Le test sanguin le plus précis pour les médecins en matière de diagnostic

La nouvelle étude réalisée en Suède sur 1 200 patients montre à quel point une analyse de sang précise peut être d'une grande aide, en particulier pour les médecins généralistes qui voient plus de personnes souffrant de problèmes de mémoire que les spécialistes, mais disposent de moins d'outils pour les évaluer. Dans l'étude, les patients ayant consulté un médecin généraliste ou un neurologue spécialisé dans la maladie d'Alzheimer ont obtenu un premier diagnostic à l'aide de tests traditionnels, puis ont donné du sang pour la prise de sang et ont enfin subi une scintigraphie cérébrale ou une ponction lombaire pour obtenir la certitude du diagnostic. Ce qui est ressorti, comme nous l'avons mentionné, c'est que la prise de sang était très précise et « devinait » le diagnostic d'Alzheimer dans 91% des cas (contre 61% des médecins généralistes et 73% des spécialistes). La précision du test sanguin était la plus élevée chez les patients ayant déjà développé une démence et était légèrement inférieure chez les patients à un stade de prédémence appelé déficit cognitif léger.

Comment utiliser le test

La commodité d'un test sanguin signifie que davantage de patients peuvent recevoir un diagnostic précis plus rapidement, leur permettant de recevoir sans délai les soins dont ils ont besoin. « Le test est déjà disponible aux États-Unis et le sera probablement bientôt dans de nombreux autres pays », déclare le chercheur principal Oskar Hansson, neurologue à l'Université de Lund et auteur principal des travaux. Les experts ont souligné que les analyses de sang ne devraient être qu'un phase d'un processus de sélection et surtout, ils doivent être utilisés uniquement pour les personnes souffrant de perte de mémoire et d'autres symptômes de déclin cognitif, pas pour les personnes en bonne santé cognitive, pour prédire s'ils développeront la maladie d'Alzheimer. « Si la pathologie de la maladie d'Alzheimer était détectée chez une personne sans déficience cognitive, il n'y aurait aucun traitement à proposer », a souligné le Dr Oskar Hansson.

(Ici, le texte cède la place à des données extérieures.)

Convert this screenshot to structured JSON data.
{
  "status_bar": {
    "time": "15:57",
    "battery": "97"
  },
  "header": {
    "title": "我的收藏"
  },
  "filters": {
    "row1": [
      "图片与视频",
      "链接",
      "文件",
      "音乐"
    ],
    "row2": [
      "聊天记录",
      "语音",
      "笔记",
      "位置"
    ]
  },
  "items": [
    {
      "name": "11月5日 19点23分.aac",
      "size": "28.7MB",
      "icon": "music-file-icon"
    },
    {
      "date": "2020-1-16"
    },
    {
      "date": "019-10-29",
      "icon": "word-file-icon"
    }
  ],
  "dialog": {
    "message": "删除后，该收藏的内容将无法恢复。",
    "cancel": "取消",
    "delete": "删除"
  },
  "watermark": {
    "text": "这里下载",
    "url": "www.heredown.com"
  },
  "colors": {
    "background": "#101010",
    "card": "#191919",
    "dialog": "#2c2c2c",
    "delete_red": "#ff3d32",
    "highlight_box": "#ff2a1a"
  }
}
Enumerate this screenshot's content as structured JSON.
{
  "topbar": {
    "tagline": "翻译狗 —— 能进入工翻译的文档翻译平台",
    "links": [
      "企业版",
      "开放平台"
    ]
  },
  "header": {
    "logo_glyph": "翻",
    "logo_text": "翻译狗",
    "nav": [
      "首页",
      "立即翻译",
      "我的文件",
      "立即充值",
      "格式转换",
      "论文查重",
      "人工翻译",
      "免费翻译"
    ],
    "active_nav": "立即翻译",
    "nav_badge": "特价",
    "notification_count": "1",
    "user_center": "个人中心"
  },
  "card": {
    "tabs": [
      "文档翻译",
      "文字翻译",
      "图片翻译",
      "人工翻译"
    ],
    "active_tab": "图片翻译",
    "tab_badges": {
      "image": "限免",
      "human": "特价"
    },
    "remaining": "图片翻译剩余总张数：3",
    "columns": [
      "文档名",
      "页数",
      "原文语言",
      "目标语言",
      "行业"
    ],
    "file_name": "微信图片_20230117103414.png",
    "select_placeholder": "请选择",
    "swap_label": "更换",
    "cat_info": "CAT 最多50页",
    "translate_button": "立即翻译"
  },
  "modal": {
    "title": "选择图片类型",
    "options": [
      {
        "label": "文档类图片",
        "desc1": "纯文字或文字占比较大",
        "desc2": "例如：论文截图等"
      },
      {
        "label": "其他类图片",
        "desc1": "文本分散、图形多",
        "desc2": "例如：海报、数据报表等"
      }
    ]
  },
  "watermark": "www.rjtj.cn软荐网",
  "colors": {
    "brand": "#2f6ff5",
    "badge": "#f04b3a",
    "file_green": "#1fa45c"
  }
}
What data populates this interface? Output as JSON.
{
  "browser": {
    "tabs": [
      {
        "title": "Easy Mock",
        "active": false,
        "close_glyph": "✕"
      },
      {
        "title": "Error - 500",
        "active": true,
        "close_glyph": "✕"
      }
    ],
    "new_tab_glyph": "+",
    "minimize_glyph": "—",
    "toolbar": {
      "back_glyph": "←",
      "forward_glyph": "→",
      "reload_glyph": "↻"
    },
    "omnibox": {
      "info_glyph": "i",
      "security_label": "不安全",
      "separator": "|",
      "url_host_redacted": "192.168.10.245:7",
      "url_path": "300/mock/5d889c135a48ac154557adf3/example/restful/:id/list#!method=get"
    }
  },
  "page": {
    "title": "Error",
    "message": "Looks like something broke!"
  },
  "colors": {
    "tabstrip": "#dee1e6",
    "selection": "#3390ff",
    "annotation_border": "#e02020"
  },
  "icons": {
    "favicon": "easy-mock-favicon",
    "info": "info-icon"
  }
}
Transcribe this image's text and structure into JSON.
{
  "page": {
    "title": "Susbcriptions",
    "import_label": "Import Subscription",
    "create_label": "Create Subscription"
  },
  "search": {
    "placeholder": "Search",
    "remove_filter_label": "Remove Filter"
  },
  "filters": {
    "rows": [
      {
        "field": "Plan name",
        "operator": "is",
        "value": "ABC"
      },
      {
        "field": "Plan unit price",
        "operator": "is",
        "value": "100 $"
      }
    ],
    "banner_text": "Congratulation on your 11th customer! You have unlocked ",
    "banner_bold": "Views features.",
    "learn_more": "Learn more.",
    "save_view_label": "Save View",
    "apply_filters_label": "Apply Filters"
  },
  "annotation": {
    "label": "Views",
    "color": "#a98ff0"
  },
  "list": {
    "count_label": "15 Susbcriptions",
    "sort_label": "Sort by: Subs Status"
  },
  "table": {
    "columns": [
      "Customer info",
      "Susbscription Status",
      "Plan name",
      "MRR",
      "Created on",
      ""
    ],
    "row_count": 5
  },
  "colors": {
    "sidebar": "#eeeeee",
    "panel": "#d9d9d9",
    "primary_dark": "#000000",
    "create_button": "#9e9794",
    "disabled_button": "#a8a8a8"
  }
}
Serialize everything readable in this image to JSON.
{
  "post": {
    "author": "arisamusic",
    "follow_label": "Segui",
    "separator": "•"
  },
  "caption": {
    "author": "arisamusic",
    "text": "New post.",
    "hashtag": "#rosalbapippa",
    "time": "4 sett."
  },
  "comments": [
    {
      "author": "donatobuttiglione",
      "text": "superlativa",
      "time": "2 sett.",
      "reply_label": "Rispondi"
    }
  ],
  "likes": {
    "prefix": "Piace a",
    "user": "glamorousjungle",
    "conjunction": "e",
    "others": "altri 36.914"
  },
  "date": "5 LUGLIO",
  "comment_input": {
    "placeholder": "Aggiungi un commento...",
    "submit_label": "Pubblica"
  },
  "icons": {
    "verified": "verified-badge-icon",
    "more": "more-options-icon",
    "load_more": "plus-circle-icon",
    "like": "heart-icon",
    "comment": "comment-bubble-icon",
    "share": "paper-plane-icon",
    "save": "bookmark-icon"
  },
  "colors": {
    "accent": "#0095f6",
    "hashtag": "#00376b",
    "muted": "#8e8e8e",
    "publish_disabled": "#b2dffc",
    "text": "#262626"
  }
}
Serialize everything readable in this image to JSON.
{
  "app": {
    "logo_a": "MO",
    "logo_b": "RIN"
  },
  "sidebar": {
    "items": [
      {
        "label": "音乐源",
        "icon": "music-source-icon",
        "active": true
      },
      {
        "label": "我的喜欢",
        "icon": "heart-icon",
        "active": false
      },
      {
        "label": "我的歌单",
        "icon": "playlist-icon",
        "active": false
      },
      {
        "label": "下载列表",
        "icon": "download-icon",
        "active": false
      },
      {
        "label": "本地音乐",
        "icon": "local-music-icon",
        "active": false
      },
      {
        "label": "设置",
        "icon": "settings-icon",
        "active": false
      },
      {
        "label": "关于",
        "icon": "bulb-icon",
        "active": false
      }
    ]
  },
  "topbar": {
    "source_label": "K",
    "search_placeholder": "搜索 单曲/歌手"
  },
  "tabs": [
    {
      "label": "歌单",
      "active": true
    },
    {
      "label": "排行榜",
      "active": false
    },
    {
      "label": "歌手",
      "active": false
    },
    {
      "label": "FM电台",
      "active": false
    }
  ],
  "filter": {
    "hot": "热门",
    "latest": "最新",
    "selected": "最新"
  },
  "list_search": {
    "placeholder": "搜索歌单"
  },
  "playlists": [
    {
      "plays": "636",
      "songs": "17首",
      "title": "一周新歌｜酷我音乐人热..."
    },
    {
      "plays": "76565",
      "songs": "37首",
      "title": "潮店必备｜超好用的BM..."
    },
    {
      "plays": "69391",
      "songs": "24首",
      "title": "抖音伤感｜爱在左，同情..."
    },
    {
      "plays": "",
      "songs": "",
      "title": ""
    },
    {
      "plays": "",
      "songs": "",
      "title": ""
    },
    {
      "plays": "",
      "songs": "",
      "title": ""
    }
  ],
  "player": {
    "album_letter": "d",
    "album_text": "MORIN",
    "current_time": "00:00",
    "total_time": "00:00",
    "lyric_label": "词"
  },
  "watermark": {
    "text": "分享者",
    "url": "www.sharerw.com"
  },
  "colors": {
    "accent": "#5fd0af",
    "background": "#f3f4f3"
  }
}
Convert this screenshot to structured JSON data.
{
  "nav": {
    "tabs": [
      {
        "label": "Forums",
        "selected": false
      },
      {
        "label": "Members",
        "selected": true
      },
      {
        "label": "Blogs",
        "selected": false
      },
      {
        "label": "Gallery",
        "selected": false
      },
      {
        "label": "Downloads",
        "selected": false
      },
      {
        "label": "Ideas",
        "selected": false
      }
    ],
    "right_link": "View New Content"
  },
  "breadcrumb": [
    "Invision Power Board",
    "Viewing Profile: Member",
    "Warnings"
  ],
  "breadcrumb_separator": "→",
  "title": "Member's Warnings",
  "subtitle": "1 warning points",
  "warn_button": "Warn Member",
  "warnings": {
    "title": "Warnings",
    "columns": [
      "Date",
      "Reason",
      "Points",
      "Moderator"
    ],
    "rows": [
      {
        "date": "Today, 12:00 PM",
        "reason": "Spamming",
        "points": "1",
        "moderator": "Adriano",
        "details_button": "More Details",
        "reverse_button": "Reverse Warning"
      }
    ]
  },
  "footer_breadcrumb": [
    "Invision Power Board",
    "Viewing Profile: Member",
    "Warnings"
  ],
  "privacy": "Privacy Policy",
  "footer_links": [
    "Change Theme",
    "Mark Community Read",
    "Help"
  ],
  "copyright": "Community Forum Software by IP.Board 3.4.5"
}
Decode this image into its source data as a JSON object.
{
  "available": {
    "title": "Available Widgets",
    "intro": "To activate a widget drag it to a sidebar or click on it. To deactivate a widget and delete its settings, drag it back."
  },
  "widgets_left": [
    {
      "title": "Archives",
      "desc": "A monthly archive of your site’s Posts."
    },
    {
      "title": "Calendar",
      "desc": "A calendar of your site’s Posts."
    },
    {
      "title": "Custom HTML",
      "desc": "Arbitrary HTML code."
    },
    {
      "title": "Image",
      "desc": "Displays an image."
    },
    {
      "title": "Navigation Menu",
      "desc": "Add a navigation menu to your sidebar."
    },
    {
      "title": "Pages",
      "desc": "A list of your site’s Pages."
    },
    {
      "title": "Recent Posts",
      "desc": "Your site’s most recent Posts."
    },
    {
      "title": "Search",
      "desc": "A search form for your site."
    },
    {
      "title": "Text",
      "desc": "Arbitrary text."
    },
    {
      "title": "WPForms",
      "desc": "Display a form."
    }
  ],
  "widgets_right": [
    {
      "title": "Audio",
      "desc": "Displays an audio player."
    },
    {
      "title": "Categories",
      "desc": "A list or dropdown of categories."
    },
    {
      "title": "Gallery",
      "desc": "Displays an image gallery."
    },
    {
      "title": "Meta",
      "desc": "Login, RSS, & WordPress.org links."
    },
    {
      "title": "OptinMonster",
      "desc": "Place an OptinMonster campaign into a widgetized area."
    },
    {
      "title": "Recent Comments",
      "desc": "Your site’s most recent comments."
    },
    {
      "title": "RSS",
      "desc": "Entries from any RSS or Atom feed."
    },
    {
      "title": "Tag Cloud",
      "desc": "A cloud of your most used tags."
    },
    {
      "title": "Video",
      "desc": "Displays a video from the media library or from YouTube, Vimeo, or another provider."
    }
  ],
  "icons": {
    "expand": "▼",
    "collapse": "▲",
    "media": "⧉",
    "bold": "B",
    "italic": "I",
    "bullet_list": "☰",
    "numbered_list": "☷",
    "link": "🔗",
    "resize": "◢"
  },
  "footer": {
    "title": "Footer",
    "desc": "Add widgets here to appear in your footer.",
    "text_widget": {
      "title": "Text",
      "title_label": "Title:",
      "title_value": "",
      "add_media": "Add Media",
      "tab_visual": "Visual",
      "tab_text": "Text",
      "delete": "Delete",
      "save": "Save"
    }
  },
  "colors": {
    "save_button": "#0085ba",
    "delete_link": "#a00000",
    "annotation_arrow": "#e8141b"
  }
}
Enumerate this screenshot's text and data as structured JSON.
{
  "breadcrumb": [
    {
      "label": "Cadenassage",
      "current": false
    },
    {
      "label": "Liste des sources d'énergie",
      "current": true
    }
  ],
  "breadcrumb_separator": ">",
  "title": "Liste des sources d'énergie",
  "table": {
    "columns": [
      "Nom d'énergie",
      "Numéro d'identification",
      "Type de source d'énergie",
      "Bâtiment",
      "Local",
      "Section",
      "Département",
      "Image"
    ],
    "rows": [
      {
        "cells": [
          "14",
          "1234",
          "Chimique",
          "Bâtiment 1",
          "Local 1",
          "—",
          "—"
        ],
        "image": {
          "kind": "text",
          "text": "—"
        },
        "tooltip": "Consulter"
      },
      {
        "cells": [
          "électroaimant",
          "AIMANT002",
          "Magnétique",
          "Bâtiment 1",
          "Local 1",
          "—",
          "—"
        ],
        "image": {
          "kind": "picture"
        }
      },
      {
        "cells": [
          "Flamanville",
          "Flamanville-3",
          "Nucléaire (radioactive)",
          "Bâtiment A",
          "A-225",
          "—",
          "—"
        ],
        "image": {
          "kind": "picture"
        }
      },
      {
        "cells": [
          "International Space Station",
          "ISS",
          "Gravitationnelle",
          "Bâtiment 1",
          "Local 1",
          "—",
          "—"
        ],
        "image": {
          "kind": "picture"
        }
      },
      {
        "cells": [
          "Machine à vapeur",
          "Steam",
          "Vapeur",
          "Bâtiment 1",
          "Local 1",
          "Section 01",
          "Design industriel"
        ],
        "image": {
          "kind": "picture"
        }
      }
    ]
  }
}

La pathologie de la maladie d'Alzheimer peut commencer à se développer environ 20 ans avant l'apparition des symptômes, mais parfois la démence ne se développe pas ou les personnes meurent d'une autre cause avant que cela ne se produise. C'est pour cette raison qu'il existe un « risque d'anxiété et de réactions désespérées face à un tel résultat de test », souligne le neurologue suédois. Les recommandations en matière de tests pourraient changer si les scientifiques découvrent des médicaments capables de retarder ou d'arrêter la maladie d'Alzheimer chez les personnes qui n'ont pas encore développé de problèmes cognitifs.

Le test de protéine Ptau-217

Plus précisément, le test sanguin a mesuré Niveaux plasmatiques de Phospho-Tau-217, plus étroitement liée au déclin cognitif que l’amyloïde. Les enchevêtrements de protéines Tau se forment plus tard que les plaques amyloïdes chez les patients atteints de la maladie d'Alzheimer : un taux élevé de ptau-217 signale une forte probabilité que la personne soit atteinte de la maladie d'Alzheimer, tandis qu'un taux faible indique que ce n'est probablement pas la maladie d'Alzheimer qui est à l'origine de la perte de mémoire.